I spent an hour on a recent sunny day having lunch at the JC Diner in Tremonton Utah. It’s an older place built in 1950. It is surrounded by field corn on three sides and parking lot full of pickups and tractor trailers. It is for sale and is described as a “well established country restaurant”. I walked in and immediately felt out of place. I was the only patron not wearing bib overalls. This fine dining hall has eight stools and six booths. The Formica counter top has been wiped clean so many times the pattern has completely disappeared. My waitress approach and I braced myself for the greeting. “You want coffee Hon, or do you want to see the menu?” Cindy must have been born in the place. She knew everyone who came in by their first name. She said she works from 5:30 am to 2:30 pm everyday but Sunday and has done so ever since her husband grew up and left home. That must have been some time ago. The specialty of the house is chicken fried anything or a hot roast beef sandwich. The soup of the day was straight out of the Campbell Soup can. I thought I was 14 again.

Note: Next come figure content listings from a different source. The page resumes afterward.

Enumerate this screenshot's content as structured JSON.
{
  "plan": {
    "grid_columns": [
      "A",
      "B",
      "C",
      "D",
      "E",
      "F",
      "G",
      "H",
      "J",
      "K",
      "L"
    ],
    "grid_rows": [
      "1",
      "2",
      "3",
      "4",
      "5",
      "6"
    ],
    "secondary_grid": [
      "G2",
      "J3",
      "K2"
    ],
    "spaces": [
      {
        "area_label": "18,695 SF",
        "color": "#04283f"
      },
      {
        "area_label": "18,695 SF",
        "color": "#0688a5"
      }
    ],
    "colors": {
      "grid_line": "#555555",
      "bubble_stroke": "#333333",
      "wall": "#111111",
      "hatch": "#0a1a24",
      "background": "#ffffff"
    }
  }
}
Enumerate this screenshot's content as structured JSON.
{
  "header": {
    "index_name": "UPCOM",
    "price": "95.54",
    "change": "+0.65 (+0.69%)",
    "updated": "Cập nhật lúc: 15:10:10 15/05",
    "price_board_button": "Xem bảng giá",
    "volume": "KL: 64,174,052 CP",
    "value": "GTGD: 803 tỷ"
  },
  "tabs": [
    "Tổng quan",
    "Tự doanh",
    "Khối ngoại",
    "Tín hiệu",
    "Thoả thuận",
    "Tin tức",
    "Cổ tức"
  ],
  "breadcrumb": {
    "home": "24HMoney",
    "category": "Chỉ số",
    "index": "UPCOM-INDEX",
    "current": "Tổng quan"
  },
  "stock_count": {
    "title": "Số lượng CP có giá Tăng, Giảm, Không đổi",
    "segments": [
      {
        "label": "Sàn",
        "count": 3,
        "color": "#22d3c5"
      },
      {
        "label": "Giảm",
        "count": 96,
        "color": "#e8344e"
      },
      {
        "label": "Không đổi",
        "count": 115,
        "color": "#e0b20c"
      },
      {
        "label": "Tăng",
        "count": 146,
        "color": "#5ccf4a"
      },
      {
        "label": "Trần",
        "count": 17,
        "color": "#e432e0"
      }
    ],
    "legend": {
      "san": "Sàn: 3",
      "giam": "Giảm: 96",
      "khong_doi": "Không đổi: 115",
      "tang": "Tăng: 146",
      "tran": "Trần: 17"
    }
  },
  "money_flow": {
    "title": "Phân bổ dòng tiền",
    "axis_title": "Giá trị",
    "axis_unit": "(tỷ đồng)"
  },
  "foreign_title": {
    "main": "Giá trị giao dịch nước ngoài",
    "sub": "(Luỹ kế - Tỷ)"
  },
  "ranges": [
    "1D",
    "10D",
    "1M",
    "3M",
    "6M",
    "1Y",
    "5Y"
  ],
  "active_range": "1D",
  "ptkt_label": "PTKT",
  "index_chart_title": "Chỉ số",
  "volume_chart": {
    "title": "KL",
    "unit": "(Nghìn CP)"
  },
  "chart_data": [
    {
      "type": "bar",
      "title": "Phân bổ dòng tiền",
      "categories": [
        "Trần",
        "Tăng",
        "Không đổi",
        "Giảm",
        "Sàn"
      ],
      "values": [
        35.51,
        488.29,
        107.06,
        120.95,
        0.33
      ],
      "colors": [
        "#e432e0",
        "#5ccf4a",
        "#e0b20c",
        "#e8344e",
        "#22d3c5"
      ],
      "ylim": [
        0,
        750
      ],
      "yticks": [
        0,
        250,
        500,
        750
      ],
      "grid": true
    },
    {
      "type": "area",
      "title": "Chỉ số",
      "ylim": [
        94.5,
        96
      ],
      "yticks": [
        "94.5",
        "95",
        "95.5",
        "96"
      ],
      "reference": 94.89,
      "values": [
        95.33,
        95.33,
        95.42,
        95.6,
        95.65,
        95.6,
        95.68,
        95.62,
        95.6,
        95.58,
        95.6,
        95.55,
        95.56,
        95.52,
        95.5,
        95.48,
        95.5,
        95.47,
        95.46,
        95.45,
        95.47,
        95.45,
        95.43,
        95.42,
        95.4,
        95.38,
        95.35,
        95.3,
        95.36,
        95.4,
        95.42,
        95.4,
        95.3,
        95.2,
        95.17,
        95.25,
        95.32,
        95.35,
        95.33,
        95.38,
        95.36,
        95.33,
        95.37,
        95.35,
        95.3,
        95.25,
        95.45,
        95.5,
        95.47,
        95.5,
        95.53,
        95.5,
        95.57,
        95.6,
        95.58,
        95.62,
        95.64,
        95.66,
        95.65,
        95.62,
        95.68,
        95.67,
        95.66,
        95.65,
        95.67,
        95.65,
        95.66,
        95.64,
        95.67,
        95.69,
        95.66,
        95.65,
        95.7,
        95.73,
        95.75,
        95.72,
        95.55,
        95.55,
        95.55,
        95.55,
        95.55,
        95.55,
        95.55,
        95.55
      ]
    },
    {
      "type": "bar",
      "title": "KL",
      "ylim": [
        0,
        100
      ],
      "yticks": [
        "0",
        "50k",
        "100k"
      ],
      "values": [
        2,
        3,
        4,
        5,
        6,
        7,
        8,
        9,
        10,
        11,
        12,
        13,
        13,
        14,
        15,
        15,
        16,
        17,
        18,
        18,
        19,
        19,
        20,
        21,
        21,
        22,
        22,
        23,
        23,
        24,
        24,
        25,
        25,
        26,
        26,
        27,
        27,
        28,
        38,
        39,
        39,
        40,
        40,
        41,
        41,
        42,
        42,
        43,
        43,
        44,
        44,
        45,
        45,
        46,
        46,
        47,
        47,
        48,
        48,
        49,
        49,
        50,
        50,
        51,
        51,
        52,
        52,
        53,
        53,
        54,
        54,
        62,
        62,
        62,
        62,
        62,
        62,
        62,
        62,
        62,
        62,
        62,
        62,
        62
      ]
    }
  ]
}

As I sat at the counter I recalled going to work for my grandfather, Charles R Snelgrove, when I was 14. He was the founder and chief potentate of the Snelgrove Ice Cream Company. My initial duties were to clean milk cans and make popsicles, assorted ice cream novelties and scrub the floors at the end of the day. I worked full time during the summers. Since I was a man of money (I made 90cents/hr), I bought my lunch every day at Hubbard’s Diner in Sugerhouse. My typical lunch was a hot roast beef sandwich followed by a piece of homemade apple pie with a slice of cheddar cheese on top. I would then go into the retail part of the ice cream store and have the counter help make me double caramel fudge malt with a scoop of caramel and a banana mixed it. I gained one pound one summer and blamed it on the hot roast beef sandwiches.
The conversationat the JC Diner ran from the price of corn to immigration. I was wearing a US Border Patrol hat and when one the locals noticed it, the conversation turned from Mexican farm help to the weather. At one point the local constable came in for coffee. He was typical small town law enforcement. You know the kind; average height, balding, addicted to greasy food, overweight, always gets his man, or woman or an occasional transvestite. His name was Bob. I think all cops from northern Utah to the Canadian border are named Bob. He asked me how long I had worked for the Border Patrol and I ignored the question and just told him I was retired. An hour later, well fed and more importantly well entertained, I went on my way, thinking I had stepped back into another time.
If you travel the country, get off the interstate and find a local café. You may find Bob or Cindy or a whole bunch of folks who look just like them and you will be glad you did.
Thanks for listening I feel much better.